In [1]:
import data_cleaning
import json
import pandas as pd
from langdetect import detect
import re
from tqdm import tqdm
import mwparserfromhell as mw

In [2]:
wikipedia_parsed = "../../data/json_files/grawitas_output/wikipedia_parsed.json"
wikidata_parsed = "../../data/json_files/grawitas_output/wikidata_parsed.json"
meta_parsed = "../../data/json_files/grawitas_output/meta_parsed.json"
with open(wikipedia_parsed) as f:
        wikipedia_list_of_dicts = json.load(f)  
f.close()

with open(wikidata_parsed) as f:
        wikidata_list_of_dicts = json.load(f) 
f.close()       
with open(meta_parsed) as f:
        meta_list_of_dicts = json.load(f)  
f.close()

In [3]:
meta_list_of_dicts = [page for page in meta_list_of_dicts if page["page_text"] is not None]
meta_list_of_dicts = [page for page in meta_list_of_dicts if type(page["page_text"]) is list]

In [4]:
wikipedia_list_of_dicts = [page for page in wikipedia_list_of_dicts if page["page_text"] is not None]
wikipedia_list_of_dicts = [page for page in wikipedia_list_of_dicts if type(page["page_text"]) is list]

In [5]:
wikidata_list_of_dicts = [page for page in wikidata_list_of_dicts if page["page_text"] is not None]
wikidata_list_of_dicts = [page for page in wikidata_list_of_dicts if type(page["page_text"]) is list]

In [6]:
wiki_comments, wiki_rfc = data_cleaning.get_RFC_Comment_Table(wikipedia_list_of_dicts, wikidata_list_of_dicts, meta_list_of_dicts)

In [7]:
comment_df = pd.json_normalize(wiki_comments, "page_text", ["page_title","page_id"])

In [8]:
rfc_df = pd.json_normalize(wiki_rfc)

## Get Closing Date Info

In [9]:
with open("../../data/json_files/rfc_pages/meta.json") as f:
    meta = json.load(f)

In [10]:
for page in meta:
    text = page['page_text']
    wikicode = mw.parse(text)
    rfc_templates = wikicode.filter_templates(matches=lambda template: template.name.matches("rfc subpage"))
    #comment_value = rfc_templates[0].get("comment").value.strip()
    if "date" in rfc_templates[0]:
        date_value = rfc_templates[0].get("date").value.strip()
        rfc_df.loc[rfc_df['page_id'] == page['page_id'], 'closing_date'] = date_value


In [11]:
with open("../../data/json_files/rfc_pages/wikidata.json") as f:
    wikidata = json.load(f)

In [12]:
from datetime import datetime
for page in wikidata:
    text = wikidata[0]['page_text']
    wikicode = mw.parse(text)
    rfc_templates = wikicode.filter_templates(matches=lambda template: template.name.matches("discussion top"))
    #comment_value = rfc_templates[0].get("comment").value.strip()
    text = rfc_templates[0].params[0]
    date = re.search(r'\d{2}:\d{2}, \d{1,2} \w+ \d{4} \(UTC\)', str(text))
    # parse the input string into a datetime object
    input_datetime = datetime.strptime(date.group(), "%H:%M, %d %B %Y (%Z)")

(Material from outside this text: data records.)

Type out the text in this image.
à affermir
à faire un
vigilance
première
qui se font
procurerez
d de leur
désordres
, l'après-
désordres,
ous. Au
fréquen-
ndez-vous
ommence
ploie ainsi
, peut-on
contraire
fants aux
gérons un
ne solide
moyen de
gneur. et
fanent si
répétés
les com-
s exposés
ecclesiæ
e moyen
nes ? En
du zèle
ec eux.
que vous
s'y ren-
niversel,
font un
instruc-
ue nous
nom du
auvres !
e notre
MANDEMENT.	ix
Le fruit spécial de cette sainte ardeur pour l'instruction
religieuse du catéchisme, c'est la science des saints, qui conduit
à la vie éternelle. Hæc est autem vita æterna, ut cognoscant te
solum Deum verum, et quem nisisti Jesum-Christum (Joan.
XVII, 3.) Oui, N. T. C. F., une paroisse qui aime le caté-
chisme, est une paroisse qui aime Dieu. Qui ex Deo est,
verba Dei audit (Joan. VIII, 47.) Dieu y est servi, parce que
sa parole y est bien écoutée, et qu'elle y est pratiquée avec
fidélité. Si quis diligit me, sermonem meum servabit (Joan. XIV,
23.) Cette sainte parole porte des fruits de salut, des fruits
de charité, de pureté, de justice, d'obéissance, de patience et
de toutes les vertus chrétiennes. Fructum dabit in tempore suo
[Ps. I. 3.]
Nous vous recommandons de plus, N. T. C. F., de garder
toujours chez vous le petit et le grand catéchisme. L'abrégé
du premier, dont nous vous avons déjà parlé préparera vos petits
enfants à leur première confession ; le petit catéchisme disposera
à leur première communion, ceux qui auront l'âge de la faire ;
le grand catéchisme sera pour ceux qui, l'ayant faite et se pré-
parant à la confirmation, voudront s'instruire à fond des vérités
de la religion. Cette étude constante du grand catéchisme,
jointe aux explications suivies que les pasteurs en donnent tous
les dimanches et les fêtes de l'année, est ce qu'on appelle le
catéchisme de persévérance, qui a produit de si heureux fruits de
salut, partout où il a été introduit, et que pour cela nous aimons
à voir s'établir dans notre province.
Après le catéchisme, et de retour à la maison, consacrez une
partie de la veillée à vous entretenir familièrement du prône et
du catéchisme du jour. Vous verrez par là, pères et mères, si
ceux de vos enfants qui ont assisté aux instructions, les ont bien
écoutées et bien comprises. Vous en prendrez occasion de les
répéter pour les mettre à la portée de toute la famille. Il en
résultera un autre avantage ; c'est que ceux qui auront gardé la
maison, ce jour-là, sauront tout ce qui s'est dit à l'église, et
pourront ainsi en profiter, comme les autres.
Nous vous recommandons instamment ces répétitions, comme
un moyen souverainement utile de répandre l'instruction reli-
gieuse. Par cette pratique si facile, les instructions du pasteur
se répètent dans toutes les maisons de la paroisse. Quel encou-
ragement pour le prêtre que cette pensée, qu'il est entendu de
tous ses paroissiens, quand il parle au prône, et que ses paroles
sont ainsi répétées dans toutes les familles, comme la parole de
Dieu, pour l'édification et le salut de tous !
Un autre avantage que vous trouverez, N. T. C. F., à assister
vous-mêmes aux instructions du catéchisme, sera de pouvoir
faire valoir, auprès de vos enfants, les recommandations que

    # format the datetime object in the desired output format
    output_str = input_datetime.strftime("%Y-%m-%dT%H:%M:%SZ")
    if output_str:
        rfc_df.loc[rfc_df['page_id'] == page['page_id'], 'closing_date'] = output_str

In [13]:
with open("../../data/json_files/rfc_pages/wikipedia.json") as f:
    wikipedia = json.load(f)

In [14]:
from datetime import datetime
for page in wikipedia:
    text = page['page_text']
    wikicode = mw.parse(text)
    rfc_templates = wikicode.filter_templates(matches=lambda template: template.name.matches("closed rfc top"))
    #comment_value = rfc_templates[0].get("comment").value.strip()
    if not rfc_templates:
        continue
    if not rfc_templates[0].params:
        continue
    text = rfc_templates[0].params[0]
    date = re.search(r'\d{2}:\d{2}, \d{1,2} \w+ \d{4} \(UTC\)', str(text))
    # parse the input string into a datetime object
    if not date:
        continue
    input_datetime = datetime.strptime(date.group(), "%H:%M, %d %B %Y (%Z)")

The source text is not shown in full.